5 Digestive processes
The earliest ruminant was probably an ancestor of the present-day chevrotain. The chevrotain skeleton appears to have remained virtually unchanged for the past 30 million years and, although there are now only four species confined to the jungles of Africa and Southeast Asia, they once had a worldwide distribution. So, chevrotains are placed in the suborder Ruminantia within the order Artiodactyla, to which other deer, antelopes, cattle, sheep and goats also belong. A second suborder, the Tylopoda, contains the camels and llamas; these also have a fermentation chamber within a complex stomach, and are therefore ruminants. So you can now transfer camels from the 'Not known' column of your Table 2 to the 'Ruminants' column. We'll be returning to camels later, too.
What process is going on when an animal 'ruminates'?
When an animal ruminates, it retrieves lumps of its food from one compartment of its stomach, gives them a second chewing and then swallows them again into a separate chamber of its stomach where microbes continue to work on digesting the cellulose [p. 94].
The word 'ruminant' is derived from the Latin word ruminare, to chew again. To allow for the food to be chewed twice, the stomach of ruminants is complex, with four separate sections.
Look again at Figure 3 and list the four sections of the stomach of a ruminant.
They are, in order: the rumen, reticulum, omasum and abomasum. (Technically speaking, only the abomasum is a true stomach; the remaining three sections are swellings of the oesophagus, which is the muscular tube that conveys food from the mouth into the stomach itself.)
When a ruminant is feeding, it does so in a series of quick bites, giving the food no more than a cursory chew between its molar teeth, mixing it with large quantities of saliva (several hundred litres per day in domestic cattle) and then swallowing it into the first of the chambers, the rumen.

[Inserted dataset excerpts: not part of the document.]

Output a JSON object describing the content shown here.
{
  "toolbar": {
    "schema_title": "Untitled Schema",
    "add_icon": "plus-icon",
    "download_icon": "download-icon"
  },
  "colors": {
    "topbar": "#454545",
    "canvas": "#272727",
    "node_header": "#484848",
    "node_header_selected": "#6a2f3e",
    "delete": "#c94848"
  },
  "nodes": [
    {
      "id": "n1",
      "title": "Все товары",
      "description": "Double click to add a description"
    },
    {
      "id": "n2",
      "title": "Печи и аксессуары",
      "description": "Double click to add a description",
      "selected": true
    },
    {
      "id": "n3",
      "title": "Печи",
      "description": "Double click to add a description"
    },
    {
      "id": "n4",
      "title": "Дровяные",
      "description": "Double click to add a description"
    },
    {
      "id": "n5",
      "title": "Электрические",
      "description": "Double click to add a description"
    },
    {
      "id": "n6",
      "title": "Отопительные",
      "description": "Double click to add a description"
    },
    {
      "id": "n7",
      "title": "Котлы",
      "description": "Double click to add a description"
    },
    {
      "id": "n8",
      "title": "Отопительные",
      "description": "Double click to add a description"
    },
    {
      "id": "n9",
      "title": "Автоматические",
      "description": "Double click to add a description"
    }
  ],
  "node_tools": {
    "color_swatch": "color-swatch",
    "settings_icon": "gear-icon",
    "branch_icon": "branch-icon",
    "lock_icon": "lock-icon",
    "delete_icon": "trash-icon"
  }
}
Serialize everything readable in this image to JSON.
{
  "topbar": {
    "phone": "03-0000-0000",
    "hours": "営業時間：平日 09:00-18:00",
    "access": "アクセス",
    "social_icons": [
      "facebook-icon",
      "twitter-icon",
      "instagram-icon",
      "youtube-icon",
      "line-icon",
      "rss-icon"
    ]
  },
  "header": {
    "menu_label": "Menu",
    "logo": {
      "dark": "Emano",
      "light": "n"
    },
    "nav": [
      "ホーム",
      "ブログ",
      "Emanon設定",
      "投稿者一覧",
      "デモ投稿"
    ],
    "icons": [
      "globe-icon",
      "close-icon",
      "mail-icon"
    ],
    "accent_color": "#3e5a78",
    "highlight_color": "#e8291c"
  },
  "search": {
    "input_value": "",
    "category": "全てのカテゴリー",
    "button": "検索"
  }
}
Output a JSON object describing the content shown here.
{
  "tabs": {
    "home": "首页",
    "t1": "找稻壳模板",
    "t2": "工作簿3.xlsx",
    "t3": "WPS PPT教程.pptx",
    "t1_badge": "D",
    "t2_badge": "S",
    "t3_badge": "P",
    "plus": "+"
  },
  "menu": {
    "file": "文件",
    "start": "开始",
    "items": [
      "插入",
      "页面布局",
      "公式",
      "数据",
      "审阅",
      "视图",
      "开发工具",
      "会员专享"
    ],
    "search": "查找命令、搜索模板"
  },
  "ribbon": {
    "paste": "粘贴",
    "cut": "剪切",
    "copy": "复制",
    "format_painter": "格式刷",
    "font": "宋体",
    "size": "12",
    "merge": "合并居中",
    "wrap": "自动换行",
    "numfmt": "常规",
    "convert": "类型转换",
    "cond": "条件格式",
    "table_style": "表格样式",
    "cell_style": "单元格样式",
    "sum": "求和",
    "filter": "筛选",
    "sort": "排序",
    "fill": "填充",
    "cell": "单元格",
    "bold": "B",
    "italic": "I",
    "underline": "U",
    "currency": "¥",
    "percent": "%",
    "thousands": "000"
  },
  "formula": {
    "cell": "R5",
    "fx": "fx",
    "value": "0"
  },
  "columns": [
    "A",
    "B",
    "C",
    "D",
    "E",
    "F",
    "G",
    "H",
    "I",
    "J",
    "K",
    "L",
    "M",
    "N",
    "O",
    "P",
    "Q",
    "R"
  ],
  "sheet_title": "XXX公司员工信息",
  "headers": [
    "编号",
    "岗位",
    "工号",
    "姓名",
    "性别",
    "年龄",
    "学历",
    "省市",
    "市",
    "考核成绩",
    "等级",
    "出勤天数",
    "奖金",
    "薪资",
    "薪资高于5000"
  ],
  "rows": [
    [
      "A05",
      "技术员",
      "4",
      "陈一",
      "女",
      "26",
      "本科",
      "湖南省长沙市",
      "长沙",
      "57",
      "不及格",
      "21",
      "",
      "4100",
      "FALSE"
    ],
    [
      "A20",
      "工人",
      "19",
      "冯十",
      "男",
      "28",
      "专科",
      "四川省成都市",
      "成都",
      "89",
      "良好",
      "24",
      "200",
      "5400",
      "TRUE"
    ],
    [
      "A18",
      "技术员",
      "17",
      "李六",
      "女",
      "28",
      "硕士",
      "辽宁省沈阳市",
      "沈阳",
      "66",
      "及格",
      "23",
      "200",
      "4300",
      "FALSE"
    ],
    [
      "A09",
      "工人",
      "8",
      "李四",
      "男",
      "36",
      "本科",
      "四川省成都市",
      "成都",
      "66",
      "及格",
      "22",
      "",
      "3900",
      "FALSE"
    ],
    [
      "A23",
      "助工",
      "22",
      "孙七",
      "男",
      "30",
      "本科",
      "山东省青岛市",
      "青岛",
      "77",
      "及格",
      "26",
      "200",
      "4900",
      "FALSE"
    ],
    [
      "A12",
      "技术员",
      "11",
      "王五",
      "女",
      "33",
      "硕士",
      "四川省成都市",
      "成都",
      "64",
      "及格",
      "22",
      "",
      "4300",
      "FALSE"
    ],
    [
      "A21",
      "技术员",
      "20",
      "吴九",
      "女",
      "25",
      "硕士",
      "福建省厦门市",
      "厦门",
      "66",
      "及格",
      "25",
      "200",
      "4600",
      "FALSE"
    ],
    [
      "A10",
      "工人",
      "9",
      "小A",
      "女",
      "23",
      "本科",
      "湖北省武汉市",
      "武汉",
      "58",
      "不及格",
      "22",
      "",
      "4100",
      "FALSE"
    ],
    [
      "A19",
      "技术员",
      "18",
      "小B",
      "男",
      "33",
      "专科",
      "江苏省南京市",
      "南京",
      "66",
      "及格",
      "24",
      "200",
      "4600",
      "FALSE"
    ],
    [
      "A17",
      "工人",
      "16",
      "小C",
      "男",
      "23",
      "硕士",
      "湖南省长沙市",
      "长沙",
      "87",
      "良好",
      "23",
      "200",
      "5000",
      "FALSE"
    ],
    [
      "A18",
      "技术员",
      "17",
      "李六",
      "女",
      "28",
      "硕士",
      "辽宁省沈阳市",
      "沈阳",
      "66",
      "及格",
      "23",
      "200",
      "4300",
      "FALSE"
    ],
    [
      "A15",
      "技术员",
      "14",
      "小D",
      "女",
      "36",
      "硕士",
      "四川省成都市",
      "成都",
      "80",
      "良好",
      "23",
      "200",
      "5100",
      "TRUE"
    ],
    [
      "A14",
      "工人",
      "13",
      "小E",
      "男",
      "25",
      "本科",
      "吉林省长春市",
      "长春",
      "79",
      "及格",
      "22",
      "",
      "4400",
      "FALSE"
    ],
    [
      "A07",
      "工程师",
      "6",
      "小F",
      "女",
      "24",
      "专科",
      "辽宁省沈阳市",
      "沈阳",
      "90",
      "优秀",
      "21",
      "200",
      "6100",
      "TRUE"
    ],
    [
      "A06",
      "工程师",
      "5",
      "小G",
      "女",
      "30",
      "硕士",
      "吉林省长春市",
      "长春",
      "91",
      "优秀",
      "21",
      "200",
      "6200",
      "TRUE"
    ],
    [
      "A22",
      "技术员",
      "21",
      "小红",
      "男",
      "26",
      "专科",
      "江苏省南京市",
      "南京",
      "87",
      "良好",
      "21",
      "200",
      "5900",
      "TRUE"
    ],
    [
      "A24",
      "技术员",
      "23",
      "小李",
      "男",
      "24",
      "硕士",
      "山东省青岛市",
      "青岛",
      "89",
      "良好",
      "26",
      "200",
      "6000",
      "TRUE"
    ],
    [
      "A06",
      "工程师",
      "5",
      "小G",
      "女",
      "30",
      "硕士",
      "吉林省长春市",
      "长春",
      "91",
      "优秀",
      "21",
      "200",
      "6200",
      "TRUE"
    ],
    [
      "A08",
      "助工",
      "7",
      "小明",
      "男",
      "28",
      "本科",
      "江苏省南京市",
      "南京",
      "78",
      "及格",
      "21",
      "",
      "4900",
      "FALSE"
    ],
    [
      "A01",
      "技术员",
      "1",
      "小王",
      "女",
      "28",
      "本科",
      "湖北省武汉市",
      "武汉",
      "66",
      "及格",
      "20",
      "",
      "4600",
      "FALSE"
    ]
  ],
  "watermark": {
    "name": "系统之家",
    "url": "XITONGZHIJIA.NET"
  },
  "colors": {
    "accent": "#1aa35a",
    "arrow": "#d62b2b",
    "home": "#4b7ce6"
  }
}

Here powerful muscles churn it with the microbes that start the fermentation process. The food ferments, generating methane and carbon dioxide which are eructed (burped!). The microbes start to break down the cellulose of the cell walls into sugars, thereby releasing other nutrients from inside the cells. The microbes use some of these nutrients for their own metabolism, and in doing so generate fatty acids, which the ruminant can absorb into its blood through the wall of the rumen and can use in its own metabolism. Large pieces of plant material float on top of the fluid in the rumen and are passed to the reticulum, which has honeycomb partitions in its walls. Here the food is formed into balls called 'cuds'.
Eventually the animal takes a break from feeding, selects a resting place where it can keep watch for predators and spends some time ruminating - the cuds are regurgitated and the animal chews the material again, mixing it with saliva and breaking it down into smaller particles. This process gives a bigger surface area for the microbes to continue digestion of the food when it is swallowed again.
Only when the material is very finely ground, does it pass into the omasum, where strong muscular contractions churn it up further. Finally, it enters the true stomach or abomasum, where the normal digestive enzymes get to work to break down the remains of the food and also to digest many of the microbes that have continued along with the food. Digestion continues in the small intestine, and absorption of the digested food into the blood begins through the wall of the small intestine. If any tough plant material has still not been broken down, there is a further opportunity for fermentation, and absorption in the caecum (the bulge from the side of the lower part of the digestive tract). Any material that still remains undigested is expelled from the body as faeces.